Phase-unwrapping algorithm shrugs off noise

Jan. 1, 2004
When an interferometer measures the shape of a surface by measuring a reflected or scattered wavefront, the resulting image is a two-dimensional map of the wavefront's phase.

When an interferometer measures the shape of a surface by measuring a reflected or scattered wavefront, the resulting image is a two-dimensional map of the wavefront's phase. If the surface has peaks and valleys many wavelengths in height, the ideal phase map will be a replica of the surface shape that has peaks and valleys reaching many multiples of 2π in magnitude. Often, however, raw information arising from a phase measurement—for example, in speckle interferometry—exists in the form of a so-called "wrapped" phase map, in which all values lie between 0 and 2π, and which contains abrupt discontinuities of 2π magnitude (similarly, a high-quality phase-only focusing Fresnel zone plate is a "phase-wrapped" version of a refractive focusing lens).

An image of a sculpture of Aristotle is presented as a wrapped phase map and contains closely spaced phase oscillations (upper left). A conventional path-dependent phase-unwrapping algorithm cannot accurately unwrap the phase, creating many unwanted artifacts (lower left). In contrast, a Fourier-transform-based path-independent algorithm unwraps phase approximately (lower right) and exactly (upper right) with no artifacts. The exact calculation is identical pixel-by-pixel to the original image.
Click here to enlarge image

Unwrapping phase is one of the most important steps in rendering many image-related phase measurements useful. Accurate phase-unwrapping of maps having steep phase variations (and therefore many discontinuities) is key not only to interferometry, but also to adaptive optics, magnetic-resonance imaging, synthetic-aperture radar, and optical holography. Wrapped phase maps can contain not only closely spaced discontinuities, but also phase vortices (features in which a closed-loop excursion around a point produces a 2π difference in phase) and noise, causing problems for conventional phase-unwrapping algorithms.

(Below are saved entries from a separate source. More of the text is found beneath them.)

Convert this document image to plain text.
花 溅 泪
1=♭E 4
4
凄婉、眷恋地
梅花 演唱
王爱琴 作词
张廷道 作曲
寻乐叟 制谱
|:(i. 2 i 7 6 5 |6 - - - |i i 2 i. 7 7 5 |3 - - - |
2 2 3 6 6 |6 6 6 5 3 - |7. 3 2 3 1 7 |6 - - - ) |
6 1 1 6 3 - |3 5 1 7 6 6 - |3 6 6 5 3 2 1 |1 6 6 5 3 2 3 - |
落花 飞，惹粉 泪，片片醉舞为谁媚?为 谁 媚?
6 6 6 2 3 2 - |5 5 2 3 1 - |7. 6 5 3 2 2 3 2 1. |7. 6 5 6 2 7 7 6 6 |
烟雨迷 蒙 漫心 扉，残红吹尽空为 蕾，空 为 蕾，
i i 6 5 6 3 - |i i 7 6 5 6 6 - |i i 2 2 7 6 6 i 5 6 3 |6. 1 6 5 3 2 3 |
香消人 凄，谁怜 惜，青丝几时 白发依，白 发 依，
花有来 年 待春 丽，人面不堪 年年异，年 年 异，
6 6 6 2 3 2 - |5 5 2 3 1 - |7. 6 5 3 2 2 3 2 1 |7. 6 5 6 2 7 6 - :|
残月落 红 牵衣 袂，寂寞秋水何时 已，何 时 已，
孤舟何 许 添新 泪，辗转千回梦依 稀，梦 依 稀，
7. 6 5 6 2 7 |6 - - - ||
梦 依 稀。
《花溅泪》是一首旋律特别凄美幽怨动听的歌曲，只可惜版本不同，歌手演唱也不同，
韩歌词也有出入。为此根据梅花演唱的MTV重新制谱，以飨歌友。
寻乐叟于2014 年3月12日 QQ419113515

Conventional algorithms—which are based on one-dimensional column-by-column or row-by-row operations—have trouble when they operate at minimum kernel sizes of below 3 × 3 pixels, and in general present a tradeoff between kernel size and accuracy of phase unwrapping.

In contrast, a deterministic phase-unwrapping scheme developed by Vyacheslav Volkov and Yimei Zhu of Brookhaven National Laboratory (BNL; Upton, NY) requires no such tradeoff and works with kernels down to the theoretically smallest 1 × 2–pixel size.1 The scheme, which is intrinsically two-dimensional and based on an exact Fourier solution, is fast and path-independent, operating only under the necessary assumption that local phase and noise-related phase jumps do not exceed 2π per pixel. The approach requires only three Fourier transforms with a computing time of approximately 3N2logN, where N is the image size in pixels.

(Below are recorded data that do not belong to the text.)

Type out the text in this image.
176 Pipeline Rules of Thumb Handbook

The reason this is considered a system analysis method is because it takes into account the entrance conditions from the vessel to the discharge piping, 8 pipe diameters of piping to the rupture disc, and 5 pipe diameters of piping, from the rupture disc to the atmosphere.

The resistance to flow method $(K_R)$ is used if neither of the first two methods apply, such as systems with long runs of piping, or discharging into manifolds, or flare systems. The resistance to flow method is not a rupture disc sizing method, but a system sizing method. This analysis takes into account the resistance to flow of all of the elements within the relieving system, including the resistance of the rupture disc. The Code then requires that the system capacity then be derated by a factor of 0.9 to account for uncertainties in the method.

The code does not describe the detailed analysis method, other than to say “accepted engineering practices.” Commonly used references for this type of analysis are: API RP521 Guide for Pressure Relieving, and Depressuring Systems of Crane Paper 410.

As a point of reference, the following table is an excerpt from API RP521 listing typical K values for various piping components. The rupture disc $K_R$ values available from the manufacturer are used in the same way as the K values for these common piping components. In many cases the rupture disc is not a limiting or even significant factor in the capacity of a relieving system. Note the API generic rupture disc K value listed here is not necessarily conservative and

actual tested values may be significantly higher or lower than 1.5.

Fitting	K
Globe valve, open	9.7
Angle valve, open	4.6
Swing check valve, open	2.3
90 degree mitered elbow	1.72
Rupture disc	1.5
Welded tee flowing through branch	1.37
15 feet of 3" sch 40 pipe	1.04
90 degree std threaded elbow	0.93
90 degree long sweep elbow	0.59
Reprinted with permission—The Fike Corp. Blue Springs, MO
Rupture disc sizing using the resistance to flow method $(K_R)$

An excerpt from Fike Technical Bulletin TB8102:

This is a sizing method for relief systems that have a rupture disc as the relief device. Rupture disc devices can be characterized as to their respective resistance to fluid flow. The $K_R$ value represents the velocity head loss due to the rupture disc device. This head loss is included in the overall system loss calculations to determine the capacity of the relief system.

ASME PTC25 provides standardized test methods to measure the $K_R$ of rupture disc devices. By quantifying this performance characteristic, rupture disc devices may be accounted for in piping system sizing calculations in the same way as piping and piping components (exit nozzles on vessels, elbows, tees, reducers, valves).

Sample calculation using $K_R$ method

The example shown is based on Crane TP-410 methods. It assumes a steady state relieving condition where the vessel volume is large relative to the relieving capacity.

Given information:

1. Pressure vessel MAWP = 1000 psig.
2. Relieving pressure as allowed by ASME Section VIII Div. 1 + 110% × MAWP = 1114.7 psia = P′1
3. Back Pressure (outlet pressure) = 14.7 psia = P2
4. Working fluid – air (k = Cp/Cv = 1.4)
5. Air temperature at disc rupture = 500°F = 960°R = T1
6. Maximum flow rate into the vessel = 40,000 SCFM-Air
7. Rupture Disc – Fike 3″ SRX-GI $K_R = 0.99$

"The benefits of this approach become apparent for strongly undersampled data in which every pixel really matters and where phase oscillations may approach 2π per pixel," says Volkov. In one example, a wrapped phase map with oscillations as high as 2π per every 1.5 pixels is unwrapped successfully by the BNL algorithm and unsuccessfully by a conventional approach (see figure). The efficiency of the algorithm allows the unwrapping of a 512 × 512–pixel phase map within a few seconds on a slow (500-MHz) personal computer. On a more-capable computer, the algorithm will be useful in astronomical adaptive optics, in which corrections for atmospheric turbulence must be calculated in real time.

REFERENCE

1. V. V. Volkov and Y. Zhu, Optics Lett. 28(22) (Nov. 25, 2003).